A “Season Pass” basically plays in to the same pre-order culture that has become so ingrained in to the game industry anyway. It’s a matter of convenience for a lot of people. Instead of paying $3-$8 per DLC pack as they release, you buy one season pass for $15-$50 and get all future DLC on the day it releases.
Which admittedly is actually… fine? I guess? Maybe? I mean, if it’s worth it. I bought the season pass for Mario Kart 8 and I have no regrets about that. The price was extremely reasonable (I think it was $12?) for something like 40% more tracks to race on.
But Season Passes inherit a lot of the same problems that DLC in general does, and that’s putting the cart before the horse. It’s about designing a game and specifically having DLC as part of the design document, like a developer is specifically holding content back to sell separately later on. In the case of Mario Kart 8, there were hints at DLC possibly existing in the game code at launch, but it was months after release before Nintendo actually confirmed their DLC plans and revealed the season pass (presumably in that scenario, the DLC code on the retail disc was a “just in case” measure).
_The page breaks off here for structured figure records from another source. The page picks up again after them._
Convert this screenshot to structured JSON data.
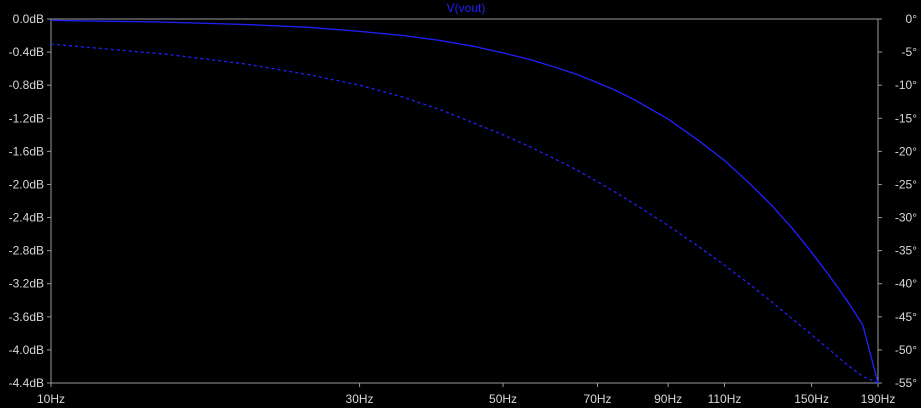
{
  "chart_data": {
    "type": "line",
    "title": "V(vout)",
    "x_scale": "log",
    "xlim": [
      10,
      190
    ],
    "x_ticks": [
      10,
      30,
      50,
      70,
      90,
      110,
      150,
      190
    ],
    "x_tick_labels": [
      "10Hz",
      "30Hz",
      "50Hz",
      "70Hz",
      "90Hz",
      "110Hz",
      "150Hz",
      "190Hz"
    ],
    "y_left": {
      "ylim": [
        -4.4,
        0
      ],
      "ticks": [
        0,
        -0.4,
        -0.8,
        -1.2,
        -1.6,
        -2.0,
        -2.4,
        -2.8,
        -3.2,
        -3.6,
        -4.0,
        -4.4
      ],
      "tick_labels": [
        "0.0dB",
        "-0.4dB",
        "-0.8dB",
        "-1.2dB",
        "-1.6dB",
        "-2.0dB",
        "-2.4dB",
        "-2.8dB",
        "-3.2dB",
        "-3.6dB",
        "-4.0dB",
        "-4.4dB"
      ]
    },
    "y_right": {
      "ylim": [
        -55,
        0
      ],
      "ticks": [
        0,
        -5,
        -10,
        -15,
        -20,
        -25,
        -30,
        -35,
        -40,
        -45,
        -50,
        -55
      ],
      "tick_labels": [
        "0°",
        "-5°",
        "-10°",
        "-15°",
        "-20°",
        "-25°",
        "-30°",
        "-35°",
        "-40°",
        "-45°",
        "-50°",
        "-55°"
      ]
    },
    "grid": false,
    "series": [
      {
        "axis": "left",
        "style": "solid",
        "color": "#2020ff",
        "x": [
          10,
          15,
          20,
          25,
          30,
          35,
          40,
          45,
          50,
          55,
          60,
          65,
          70,
          75,
          80,
          90,
          100,
          110,
          120,
          130,
          140,
          150,
          160,
          170,
          180,
          190
        ],
        "y": [
          -0.017,
          -0.037,
          -0.066,
          -0.1,
          -0.15,
          -0.2,
          -0.26,
          -0.33,
          -0.41,
          -0.49,
          -0.58,
          -0.67,
          -0.77,
          -0.87,
          -0.98,
          -1.21,
          -1.46,
          -1.71,
          -1.98,
          -2.25,
          -2.53,
          -2.82,
          -3.11,
          -3.4,
          -3.7,
          -4.4
        ]
      },
      {
        "axis": "right",
        "style": "dashed",
        "color": "#2020ff",
        "x": [
          10,
          15,
          20,
          25,
          30,
          35,
          40,
          45,
          50,
          55,
          60,
          65,
          70,
          75,
          80,
          90,
          100,
          110,
          120,
          130,
          140,
          150,
          160,
          170,
          180,
          190
        ],
        "y": [
          -3.8,
          -5.3,
          -6.8,
          -8.4,
          -10.0,
          -11.8,
          -13.7,
          -15.7,
          -17.5,
          -19.3,
          -21.1,
          -22.8,
          -24.6,
          -26.3,
          -28.0,
          -31.2,
          -34.3,
          -37.2,
          -40.0,
          -42.7,
          -45.3,
          -47.7,
          -50.0,
          -52.2,
          -54.0,
          -55.0
        ]
      }
    ]
  }
}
Then you have Evolve, which teased DLC and season pass content before showing any gameplay footage or even screenshots. Something similar just happened with Shadow of War – the box art and DLC plans leaked nearly 48 hours in advance of the trailer reveal, and even then, the trailer itself was all CG. For at least a week we knew a game was coming, we knew what DLC it was going to have, but we had no idea what the game itself actually looked or played like, outside of a vague assumption.
That’s bad. Really bad. That’s the very definition of “counting your chickens before they hatch.” It’s those kinds of practices that add on to the razors edge most AAA developers dance upon, where any tiny misstep can sink a multi-million dollar company. At that point they are literally putting themselves in front of a firing squad, hoping for the guns to jam.